Smith also cites the cautionary tale of 2011, when several big budget films had to be turned away because the UK was “full.” (For example, 47 Ronin ended up using Hungary for stages as there was nothing available in the UK other than the back lot at Shepperton.)
Alison Small, chief executive of the Production Guild, which represents the UK production sector on UK and international productions across film and television, points to the word from her members that “there is a great deal of production activity underway which is a real indicator of actual business activity.”
Looking ahead, Small is calling for as much attention to be paid to expanding the skills base as to ensuring that studio capacity can meet burgeoning demand. “This is why the Guild welcomes the linking of a levy attached to the tax breaks which will fuel the new Skills Investment Fund being administered by Creative Skillset, and why the Guild continues to prioritise providing essential training for the production management and accounting workforce,” Small comments.
As Creative England’s chief executive Caroline Norbury points out, global competition is intensifying. “In terms of film production and also games production, what you are seeing is an awful lot more at the high end, high cost, high budget level,” Norbury reflects. “If the UK is to remain competitive in the high end film side, there is a definite case for investment in more infrastructure.”
Earlier this spring, TV executives from companies including ABC, Starz, the Mark Gordon Company, Sony, Gaumont International, CBS, New Regency Television, NBC Universal and HBO came to the UK on a “familiarisation” trip.
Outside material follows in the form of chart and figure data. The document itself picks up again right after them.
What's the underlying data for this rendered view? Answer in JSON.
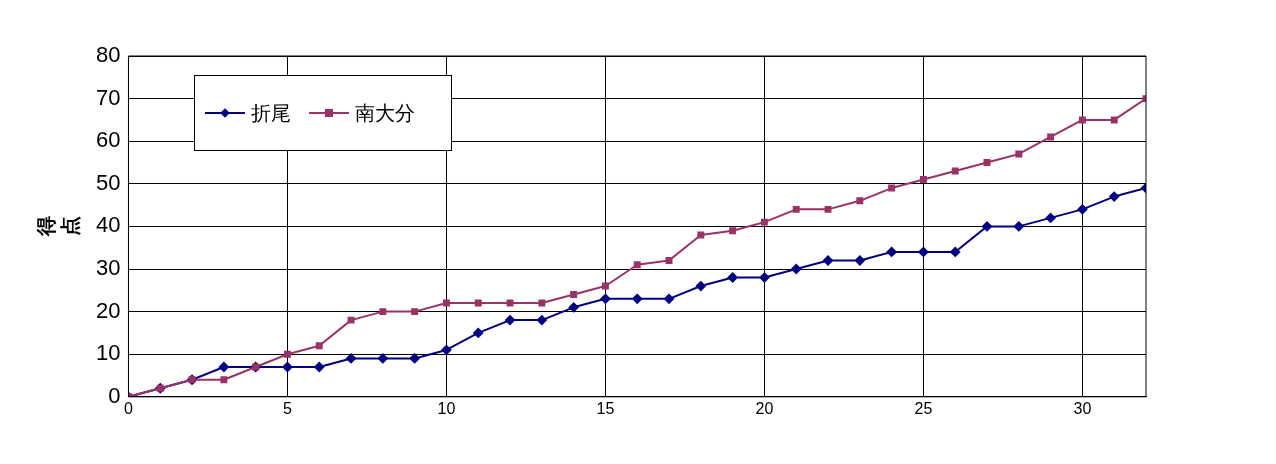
{
  "chart_data": {
    "type": "line",
    "ylabel": "得点",
    "x": [
      0,
      1,
      2,
      3,
      4,
      5,
      6,
      7,
      8,
      9,
      10,
      11,
      12,
      13,
      14,
      15,
      16,
      17,
      18,
      19,
      20,
      21,
      22,
      23,
      24,
      25,
      26,
      27,
      28,
      29,
      30,
      31,
      32
    ],
    "series": [
      {
        "name": "折尾",
        "color": "#000080",
        "marker": "diamond",
        "values": [
          0,
          2,
          4,
          7,
          7,
          7,
          7,
          9,
          9,
          9,
          11,
          15,
          18,
          18,
          21,
          23,
          23,
          23,
          26,
          28,
          28,
          30,
          32,
          32,
          34,
          34,
          34,
          40,
          40,
          42,
          44,
          47,
          49
        ]
      },
      {
        "name": "南大分",
        "color": "#993366",
        "marker": "square",
        "values": [
          0,
          2,
          4,
          4,
          7,
          10,
          12,
          18,
          20,
          20,
          22,
          22,
          22,
          22,
          24,
          26,
          31,
          32,
          38,
          39,
          41,
          44,
          44,
          46,
          49,
          51,
          53,
          55,
          57,
          61,
          65,
          65,
          70
        ]
      }
    ],
    "xlim": [
      0,
      32
    ],
    "xticks": [
      0,
      5,
      10,
      15,
      20,
      25,
      30
    ],
    "ylim": [
      0,
      80
    ],
    "yticks": [
      0,
      10,
      20,
      30,
      40,
      50,
      60,
      70,
      80
    ],
    "grid": true,
    "legend": "top left",
    "line_style": "solid"
  }
}
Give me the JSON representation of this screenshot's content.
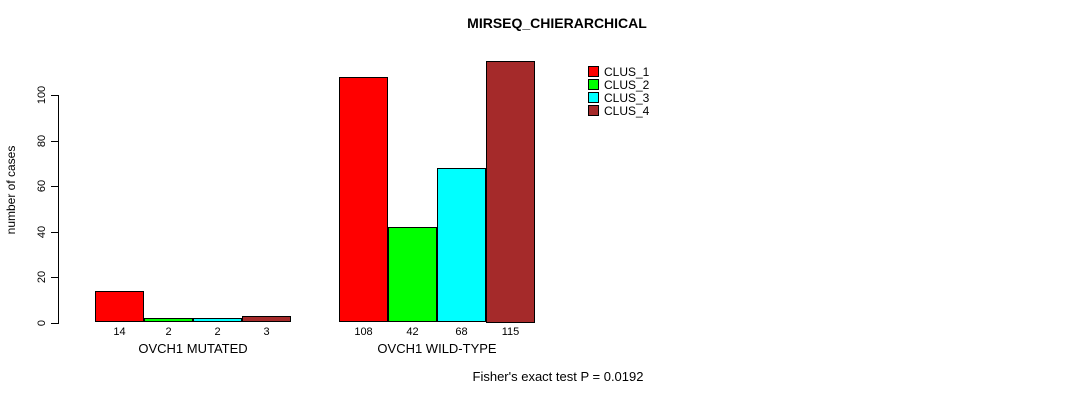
{
  "title": "MIRSEQ_CHIERARCHICAL",
  "ylabel": "number of cases",
  "footer": "Fisher's exact test P = 0.0192",
  "chart_data": {
    "type": "bar",
    "title": "MIRSEQ_CHIERARCHICAL",
    "xlabel": "",
    "ylabel": "number of cases",
    "ylim": [
      0,
      115
    ],
    "yticks": [
      0,
      20,
      40,
      60,
      80,
      100
    ],
    "grid": false,
    "legend_position": "top-right",
    "categories": [
      "OVCH1 MUTATED",
      "OVCH1 WILD-TYPE"
    ],
    "series": [
      {
        "name": "CLUS_1",
        "color": "#ff0000",
        "values": [
          14,
          108
        ]
      },
      {
        "name": "CLUS_2",
        "color": "#00ff00",
        "values": [
          2,
          42
        ]
      },
      {
        "name": "CLUS_3",
        "color": "#00ffff",
        "values": [
          2,
          68
        ]
      },
      {
        "name": "CLUS_4",
        "color": "#a52a2a",
        "values": [
          3,
          115
        ]
      }
    ],
    "bar_value_labels": [
      [
        "14",
        "2",
        "2",
        "3"
      ],
      [
        "108",
        "42",
        "68",
        "115"
      ]
    ],
    "annotation": "Fisher's exact test P = 0.0192"
  }
}
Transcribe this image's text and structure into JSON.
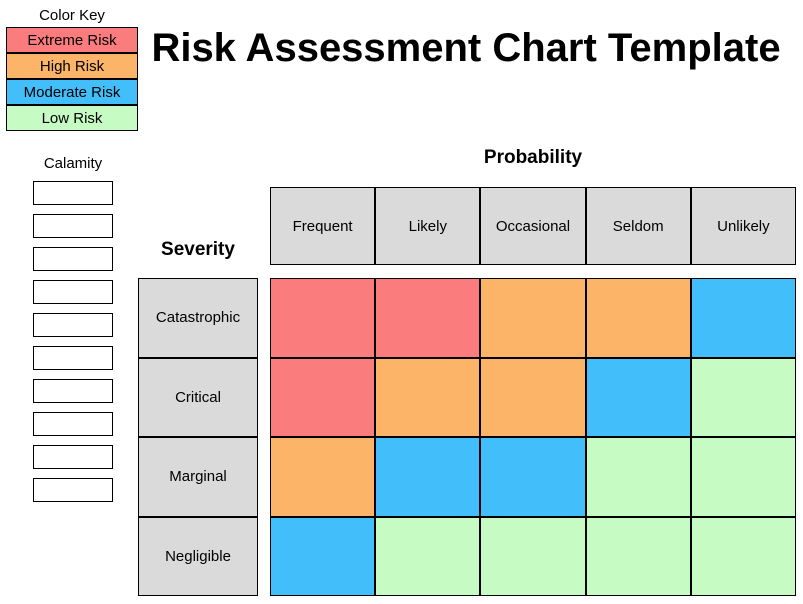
{
  "title": "Risk Assessment Chart Template",
  "color_key": {
    "title": "Color Key",
    "items": [
      {
        "label": "Extreme Risk",
        "level": "extreme"
      },
      {
        "label": "High Risk",
        "level": "high"
      },
      {
        "label": "Moderate Risk",
        "level": "moderate"
      },
      {
        "label": "Low Risk",
        "level": "low"
      }
    ]
  },
  "colors": {
    "extreme": "#FB7C7D",
    "high": "#FCB468",
    "moderate": "#42BFFA",
    "low": "#C7FBC4",
    "header_bg": "#DADADA",
    "border": "#000000"
  },
  "calamity": {
    "label": "Calamity",
    "box_count": 10
  },
  "matrix": {
    "probability_label": "Probability",
    "severity_label": "Severity",
    "columns": [
      "Frequent",
      "Likely",
      "Occasional",
      "Seldom",
      "Unlikely"
    ],
    "rows": [
      "Catastrophic",
      "Critical",
      "Marginal",
      "Negligible"
    ],
    "cells": [
      [
        "extreme",
        "extreme",
        "high",
        "high",
        "moderate"
      ],
      [
        "extreme",
        "high",
        "high",
        "moderate",
        "low"
      ],
      [
        "high",
        "moderate",
        "moderate",
        "low",
        "low"
      ],
      [
        "moderate",
        "low",
        "low",
        "low",
        "low"
      ]
    ]
  },
  "chart_data": {
    "type": "heatmap",
    "title": "Risk Assessment Chart Template",
    "xlabel": "Probability",
    "ylabel": "Severity",
    "x_categories": [
      "Frequent",
      "Likely",
      "Occasional",
      "Seldom",
      "Unlikely"
    ],
    "y_categories": [
      "Catastrophic",
      "Critical",
      "Marginal",
      "Negligible"
    ],
    "values": [
      [
        "Extreme Risk",
        "Extreme Risk",
        "High Risk",
        "High Risk",
        "Moderate Risk"
      ],
      [
        "Extreme Risk",
        "High Risk",
        "High Risk",
        "Moderate Risk",
        "Low Risk"
      ],
      [
        "High Risk",
        "Moderate Risk",
        "Moderate Risk",
        "Low Risk",
        "Low Risk"
      ],
      [
        "Moderate Risk",
        "Low Risk",
        "Low Risk",
        "Low Risk",
        "Low Risk"
      ]
    ],
    "legend": [
      "Extreme Risk",
      "High Risk",
      "Moderate Risk",
      "Low Risk"
    ],
    "legend_position": "top-left",
    "grid": true
  }
}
Many were reportedly looking for “cheaper build spaces,” factories, warehouses and old industrial complexes that can be customised for filmmaking. Norbury reports “nine serious inquiries” since the high end television tax relief was introduced. “What they want is cheap space and they want a decent skills base. They want to be able to build something, use it for six months and leave it dormant for six months.”
Some are worried that Scotland, the only area of the UK which has no significant dedicated shooting space to offer, may be left behind as an anticipated production boom continues across the UK.
“If nothing continues to be done north of the border, and we miss this window of opportunity, quite apart from being a major blow for Scotland, it will be letting down the UK national side by diminishing the UK offer at a time when we simply must not turn away new production business to competitive territories,” British Film Commission chair (and Scottish producer) Iain Smith says of the pressing need for a dedicated shooting centre in Scotland that can host television drama as well as film.
Even without such facilities, Starz’s Outlander series is expected to shoot in Scotland later in the year.
Long-term observers of the UK film studios point to the cyclical nature of the business. Currency fluctuations, shifts in tax regulations and changes in taste can have a very sudden effect on which movies decide to migrate where. However, others argue that there is now an opportunity to improve the infrastructure in such a way that the old lulls can be avoided.
In terms of inward investment, these are already halcyon times for British studios. In spite of the soft start to the year, there will be plenty of high end TV and film production in the UK in 2013. The pressing question, according to Pinewood’s Andrew M. Smith, is whether the Brits will have capacity and skills base to keep the current run going.
“It will be an absolute tragedy if the Government has introduced all these tax reliefs to attract business and the UK can’t cope with it,” Smith reflects. “It would be like shooting yourself in both feet.”